Mais d’autres pourront y résister – le magistrat en a le droit -, s’il juge pertinent de le faire.

Par rapport à cela se pose une question systémique, celle de savoir si le Droit est d’application uniforme.

Théoriquement il l’est, et la Cour de cassation est justement là pour assurer une application stable de la règle de droit.

Pratiquement, tel n’est pas forcément le cas, car la justice est humaine et partant affaire de sensibilité – intellectuelle s’entend – du magistrat qui la rend.

Doit-on en être étonné ?

Non, précisément car la justice est humaine et l’on a, pour obtenir une décision judiciaire favorable, à présenter des moyens de droit et de fait, mais sans doute également à toucher la sensibilité du magistrat.

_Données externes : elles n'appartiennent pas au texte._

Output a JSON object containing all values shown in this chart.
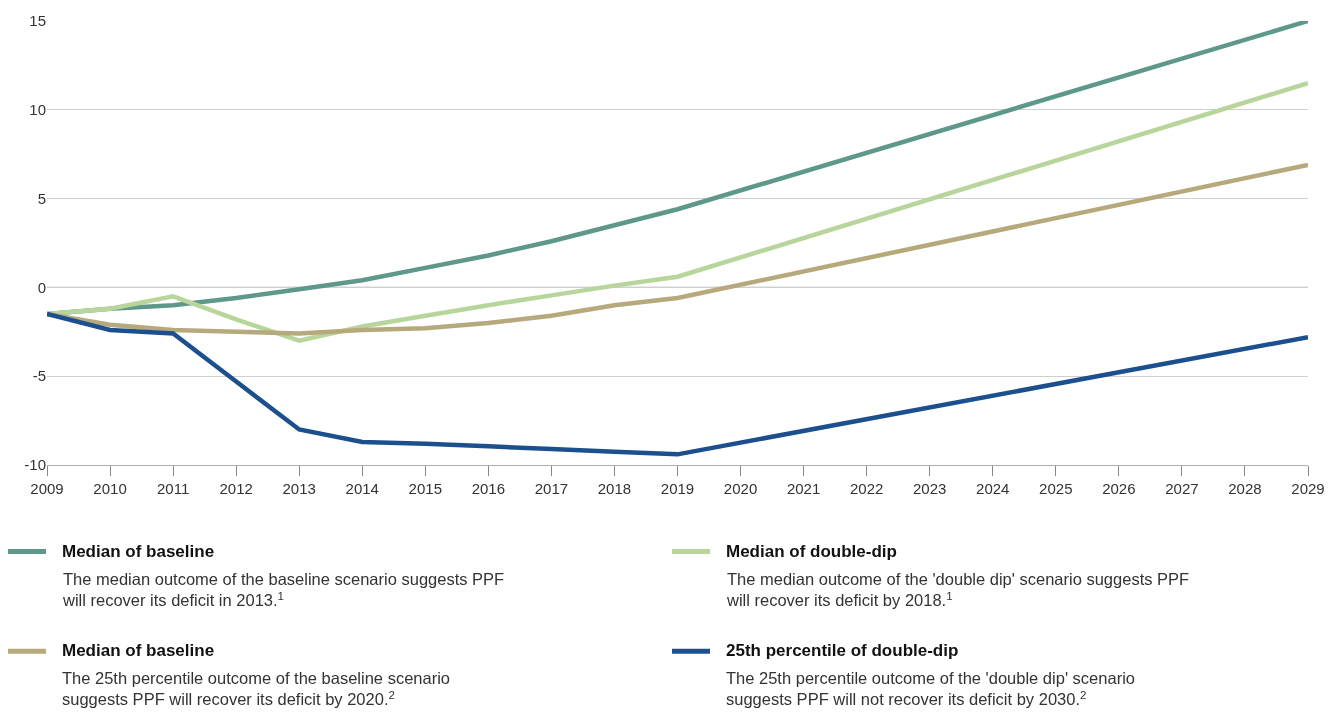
{
  "chart_data": {
    "type": "line",
    "xlim": [
      2009,
      2029
    ],
    "xticks": [
      2009,
      2010,
      2011,
      2012,
      2013,
      2014,
      2015,
      2016,
      2017,
      2018,
      2019,
      2020,
      2021,
      2022,
      2023,
      2024,
      2025,
      2026,
      2027,
      2028,
      2029
    ],
    "ylim": [
      -10,
      15
    ],
    "yticks": [
      -10,
      -5,
      0,
      5,
      10,
      15
    ],
    "grid": "y",
    "legend": "bottom",
    "marker": "none",
    "line_style": "solid",
    "ref_lines": [
      {
        "axis": "y",
        "value": 0,
        "color": "#3a3a3a"
      }
    ],
    "series": [
      {
        "name": "Median of baseline",
        "color": "#5e988a",
        "x": [
          2009,
          2010,
          2011,
          2012,
          2013,
          2014,
          2015,
          2016,
          2017,
          2018,
          2019,
          2029
        ],
        "values": [
          -1.5,
          -1.2,
          -1.0,
          -0.6,
          -0.1,
          0.4,
          1.1,
          1.8,
          2.6,
          3.5,
          4.4,
          15.0
        ]
      },
      {
        "name": "Median of double-dip",
        "color": "#b8d59b",
        "x": [
          2009,
          2010,
          2011,
          2012,
          2013,
          2014,
          2015,
          2016,
          2017,
          2018,
          2019,
          2029
        ],
        "values": [
          -1.5,
          -1.2,
          -0.5,
          -1.8,
          -3.0,
          -2.2,
          -1.6,
          -1.0,
          -0.45,
          0.1,
          0.6,
          11.5
        ]
      },
      {
        "name": "Median of baseline",
        "color": "#b6a97c",
        "x": [
          2009,
          2010,
          2011,
          2012,
          2013,
          2014,
          2015,
          2016,
          2017,
          2018,
          2019,
          2029
        ],
        "values": [
          -1.5,
          -2.1,
          -2.4,
          -2.5,
          -2.6,
          -2.4,
          -2.3,
          -2.0,
          -1.6,
          -1.0,
          -0.6,
          6.9
        ]
      },
      {
        "name": "25th percentile of double-dip",
        "color": "#1c4f8e",
        "x": [
          2009,
          2010,
          2011,
          2012,
          2013,
          2014,
          2015,
          2016,
          2017,
          2018,
          2019,
          2029
        ],
        "values": [
          -1.5,
          -2.4,
          -2.6,
          -5.3,
          -8.0,
          -8.7,
          -8.8,
          -8.95,
          -9.1,
          -9.25,
          -9.4,
          -2.8
        ]
      }
    ],
    "annotations": [
      "The median outcome of the baseline scenario suggests PPF will recover its deficit in 2013.$^{1}$",
      "The median outcome of the 'double dip' scenario suggests PPF will recover its deficit by 2018.$^{1}$",
      "The 25th percentile outcome of the baseline scenario suggests PPF will recover its deficit by 2020.$^{2}$",
      "The 25th percentile outcome of the 'double dip' scenario suggests PPF will not recover its deficit by 2030.$^{2}$"
    ]
  }
}
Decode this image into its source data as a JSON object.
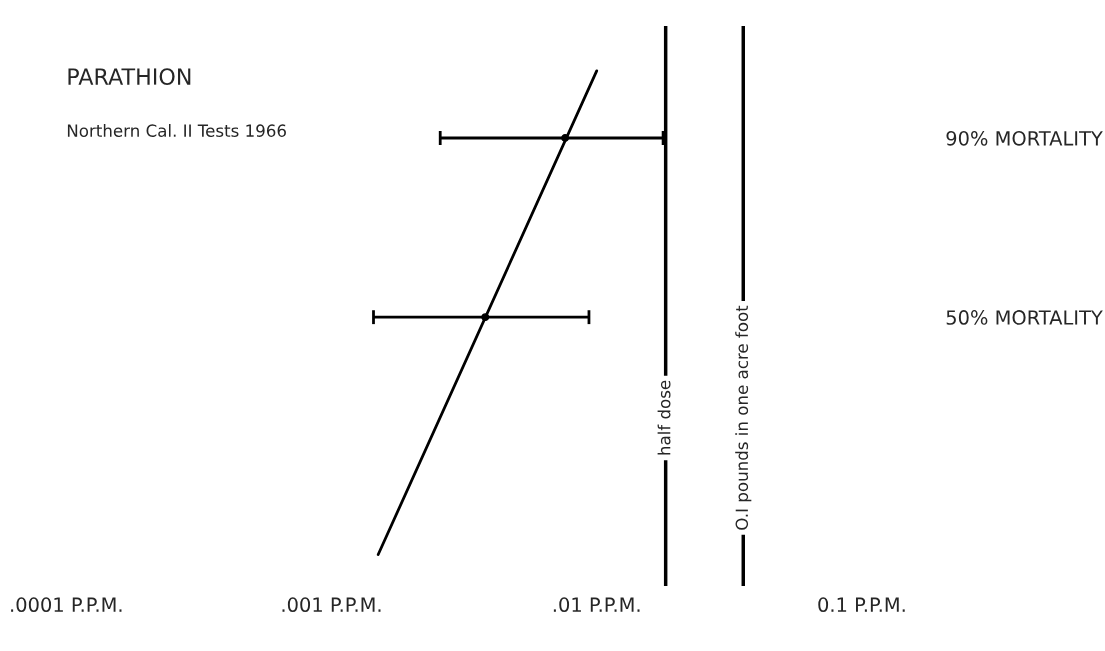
{
  "chart_data": {
    "type": "line",
    "title": "PARATHION",
    "annotations": [
      "Northern Cal. II Tests 1966"
    ],
    "log": "x",
    "xlim": [
      0.0001,
      0.1
    ],
    "xticks": [
      {
        "value": 0.0001,
        "label": ".0001 P.P.M."
      },
      {
        "value": 0.001,
        "label": ".001 P.P.M."
      },
      {
        "value": 0.01,
        "label": ".01 P.P.M."
      },
      {
        "value": 0.1,
        "label": "0.1 P.P.M."
      }
    ],
    "ylim": [
      -10,
      115
    ],
    "yticks": [
      {
        "value": 50,
        "label": "50% MORTALITY"
      },
      {
        "value": 90,
        "label": "90% MORTALITY"
      }
    ],
    "grid": false,
    "series": [
      {
        "x": [
          0.0015,
          0.01
        ],
        "values": [
          -3,
          105
        ],
        "color": "#000000",
        "marker": "none"
      },
      {
        "type": "scatter",
        "x": [
          0.0038,
          0.0076
        ],
        "values": [
          50,
          90
        ],
        "xerrors": [
          [
            0.00144,
            0.00935
          ],
          [
            0.00257,
            0.0178
          ]
        ],
        "color": "#000000",
        "marker": "circle"
      }
    ],
    "ref_lines": [
      {
        "axis": "x",
        "value": 0.0182,
        "label": "half dose",
        "color": "#000000"
      },
      {
        "axis": "x",
        "value": 0.0357,
        "label": "O.I pounds in one acre foot",
        "color": "#000000"
      }
    ]
  }
}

Comment dès lors faire vibrer la corde sensible du magistrat ?

C’est certes affaire de cause, mais c’est aussi affaire d’avocat.

La mission de l’avocat est d’abord de rendre un service technique au plaideur.

 

 

 

Mais touchant à la vie et l’intimité des plaideurs, sa mission implique au-delà bien souvent de sonder les âmes et les cœurs des protagonistes du procès, en premier lieu ceux des parties au procès.

Pour ce qui est des juges, l’avocat finit par connaitre leurs jurisprudences et leurs sensibilités respectives, à force de les éprouver.

On parvient même parfois à deviner, sans trop se tromper, dans quel sens on va être jugé, en fonction de la cause et du juge devant lequel on plaide.

Et quelle que soit la jurisprudence du juge, difficile ou pas pour la cause qu’on défend, – on ne choisit jamais ses juges -, une valeur ajoutée essentielle de l’avocat est de chercher à convaincre le juge que la thèse ou la décision qu’il défend est tout simplement juste.

Si l’on connait, spécialement en droit du travail, la sensibilité du magistrat devant lequel on plaide, on saura sur quel terrain juridique et/ou factuel se placer, et le bon ton à cet égard à adopter, pour présenter au mieux la cause du plaideur qu’on défend.

En d’autres termes, l’avocat, au milieu du gué judiciaire, doit s’efforcer de sonder les âmes et les cœurs des justiciables, mais également ceux des juges.

Cet exercice, empirique, est spécialement l’office de l’avocat plaidant en droit du travail, c’est-à-dire un droit découlant des droits sociaux de valeur constitutionnelle, nourris d’intérêts contraires et donc de sensibilités différentes.

Ces intérêts contraires sont soumis à des juges certes impartiaux, mais qui comme tout un chacun ont une sensibilité, avec laquelle l’avocat doit composer pour défendre la cause de son client.

On mesure ici l’intérêt du procès et de son ambiance, a fortiori quand la procédure est fortement teintée d’oralité ou quand la justice est rendue par des magistrats issus du paritarisme.

Et le bon avocat plaidant en droit du travail est celui qui, plutôt que s’en remettre au net ou à tel logiciel de justice prédictive, connait son dossier, le Code du travail, la jurisprudence sociale, ne plaide pas l’implaidable et, au surplus, sait « sentir » l’ambiance d’une audience sociale et les sensibilités des magistrats professionnels ou non professionnels qui y siègent.

L’ambiance et les sensibilités des juges font partie du jeu de l’audience.

Car à la vérité d’une sensibilité peut dépendre le sens d’une décision judiciaire.

On en a une bonne illustration via la controverse judiciaire, relative à l’article L. 1235-3 du Code du travail, lue à la faveur du marché dominical du 22 mai 2022.